Licence renewal sought for Fermi 2

08 May 2014

DTE Energy has applied to the US nuclear regulator for a 20-year extension to the operating licence of the Fermi 2 plant in Michigan. If granted, the single-unit plant could operate until 2045.

Fermi 2 NPP 460 (NRC)
The Fermi 2 plant (Image: NRC)

The original licence for Fermi 2 - a single boiling water reactor - was issued in 1985 and granted permission the plant to operate until March 2025. Plant owner DTE Energy has applied to the Nuclear Regulatory Commission (NRC) for a renewal of the licence for a further 20 years.

Licence renewals

Under the Atomic Energy Act of 1954, as amended, the NRC is allowed to issue licences for nuclear power reactors to operate for up to 40 years. Regulations allow the NRC to extend licences for additional 20-year periods provided the reactor is deemed safe to continue operating. There is no restrictions on how many times a licence can be extended.

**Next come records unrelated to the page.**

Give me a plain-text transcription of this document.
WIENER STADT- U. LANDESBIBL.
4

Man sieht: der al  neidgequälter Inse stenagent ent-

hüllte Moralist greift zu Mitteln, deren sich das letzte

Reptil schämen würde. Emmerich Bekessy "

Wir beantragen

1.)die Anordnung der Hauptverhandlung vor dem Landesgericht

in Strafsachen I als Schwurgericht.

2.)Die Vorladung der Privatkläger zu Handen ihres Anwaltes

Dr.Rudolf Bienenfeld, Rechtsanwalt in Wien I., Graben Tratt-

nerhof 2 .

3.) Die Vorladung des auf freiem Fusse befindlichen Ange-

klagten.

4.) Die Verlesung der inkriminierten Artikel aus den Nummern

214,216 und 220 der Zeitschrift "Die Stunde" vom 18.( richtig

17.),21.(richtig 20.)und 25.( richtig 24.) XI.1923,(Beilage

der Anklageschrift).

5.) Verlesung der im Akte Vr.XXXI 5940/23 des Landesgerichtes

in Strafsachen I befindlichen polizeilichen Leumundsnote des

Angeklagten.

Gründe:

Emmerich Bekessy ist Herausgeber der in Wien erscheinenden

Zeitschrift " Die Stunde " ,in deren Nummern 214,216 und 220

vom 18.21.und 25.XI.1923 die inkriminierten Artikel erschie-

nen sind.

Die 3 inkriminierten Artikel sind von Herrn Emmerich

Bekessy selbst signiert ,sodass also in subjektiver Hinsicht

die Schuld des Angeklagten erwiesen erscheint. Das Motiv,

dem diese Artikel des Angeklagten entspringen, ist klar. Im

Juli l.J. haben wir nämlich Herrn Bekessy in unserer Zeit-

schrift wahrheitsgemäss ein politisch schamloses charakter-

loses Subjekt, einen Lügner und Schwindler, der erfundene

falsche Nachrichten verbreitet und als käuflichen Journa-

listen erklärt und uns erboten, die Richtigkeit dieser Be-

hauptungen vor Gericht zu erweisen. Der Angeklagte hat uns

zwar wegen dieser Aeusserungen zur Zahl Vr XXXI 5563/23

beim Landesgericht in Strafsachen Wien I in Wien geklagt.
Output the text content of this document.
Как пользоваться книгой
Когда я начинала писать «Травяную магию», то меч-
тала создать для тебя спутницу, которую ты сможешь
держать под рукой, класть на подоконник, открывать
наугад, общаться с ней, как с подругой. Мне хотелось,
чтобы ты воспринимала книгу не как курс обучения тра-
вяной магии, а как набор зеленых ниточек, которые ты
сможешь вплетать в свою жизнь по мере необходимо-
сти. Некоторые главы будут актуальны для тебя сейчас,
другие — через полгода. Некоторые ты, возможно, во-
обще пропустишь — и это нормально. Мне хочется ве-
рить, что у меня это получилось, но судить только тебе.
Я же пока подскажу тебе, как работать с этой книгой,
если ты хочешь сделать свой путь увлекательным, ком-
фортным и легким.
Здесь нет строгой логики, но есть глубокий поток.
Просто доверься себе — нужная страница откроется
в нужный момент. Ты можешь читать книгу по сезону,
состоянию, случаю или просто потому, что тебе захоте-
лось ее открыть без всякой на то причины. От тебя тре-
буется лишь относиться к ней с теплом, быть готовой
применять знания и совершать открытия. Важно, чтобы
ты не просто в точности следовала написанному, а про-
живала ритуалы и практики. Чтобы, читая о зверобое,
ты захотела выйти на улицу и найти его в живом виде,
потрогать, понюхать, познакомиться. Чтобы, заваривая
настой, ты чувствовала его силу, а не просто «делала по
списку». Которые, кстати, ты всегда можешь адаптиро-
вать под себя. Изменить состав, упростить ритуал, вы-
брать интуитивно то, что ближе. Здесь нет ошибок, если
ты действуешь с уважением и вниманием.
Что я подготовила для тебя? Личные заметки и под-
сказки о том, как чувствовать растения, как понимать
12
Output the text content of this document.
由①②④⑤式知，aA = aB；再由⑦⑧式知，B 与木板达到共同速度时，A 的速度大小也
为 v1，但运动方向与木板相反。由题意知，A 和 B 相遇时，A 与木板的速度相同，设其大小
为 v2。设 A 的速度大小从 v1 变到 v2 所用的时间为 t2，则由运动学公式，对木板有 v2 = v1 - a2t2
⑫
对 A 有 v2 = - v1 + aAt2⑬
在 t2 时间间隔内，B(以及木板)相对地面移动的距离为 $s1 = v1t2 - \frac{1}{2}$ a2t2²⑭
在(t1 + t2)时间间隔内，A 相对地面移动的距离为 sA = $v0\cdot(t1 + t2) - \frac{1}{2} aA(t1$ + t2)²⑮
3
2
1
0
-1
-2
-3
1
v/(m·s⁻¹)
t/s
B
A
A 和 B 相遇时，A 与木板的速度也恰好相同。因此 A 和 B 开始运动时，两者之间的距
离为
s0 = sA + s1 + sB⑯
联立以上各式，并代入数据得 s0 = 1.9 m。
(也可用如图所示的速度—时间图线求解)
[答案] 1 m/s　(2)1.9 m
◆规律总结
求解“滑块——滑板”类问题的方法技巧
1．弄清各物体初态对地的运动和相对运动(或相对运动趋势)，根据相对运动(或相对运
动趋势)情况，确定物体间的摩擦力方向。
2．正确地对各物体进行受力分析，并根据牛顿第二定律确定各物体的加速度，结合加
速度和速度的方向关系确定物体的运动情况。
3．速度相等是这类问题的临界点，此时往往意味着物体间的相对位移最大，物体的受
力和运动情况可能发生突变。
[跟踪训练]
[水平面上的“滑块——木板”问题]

The NRC has so far renewed the licences of over two-thirds of the USA's 100 operating nuclear power reactor and is currently reviewing a further 13. As of the end of last year, 20 reactors had entered the period of extended operation between 40 and 60 years.

DTE said the application includes safety and environmental evaluations of the plant which involved more than two years of engineering reviews to ensure Fermi 2 can safely operate until the age of 60.

The NRC is reviewing the application to determine if it is sufficiently complete to begin extensive safety and environmental reviews. The NRC process to decide on the licence renewal takes about two years.

Joe Plona, senior vice president and chief nuclear officer at Fermi 2, commented, "For more than 26 years, we've made electricity in Monroe County, and we want to be part of the community for decades to come. This application is a renewal of our commitment to continue to serve our customers with our energy and be a force for growth in the community."

During a recent refuelling and maintenance outage, DTE implemented a power uprate at Fermi, increasing its gross generating capacity from 1179 to 1198 MWe.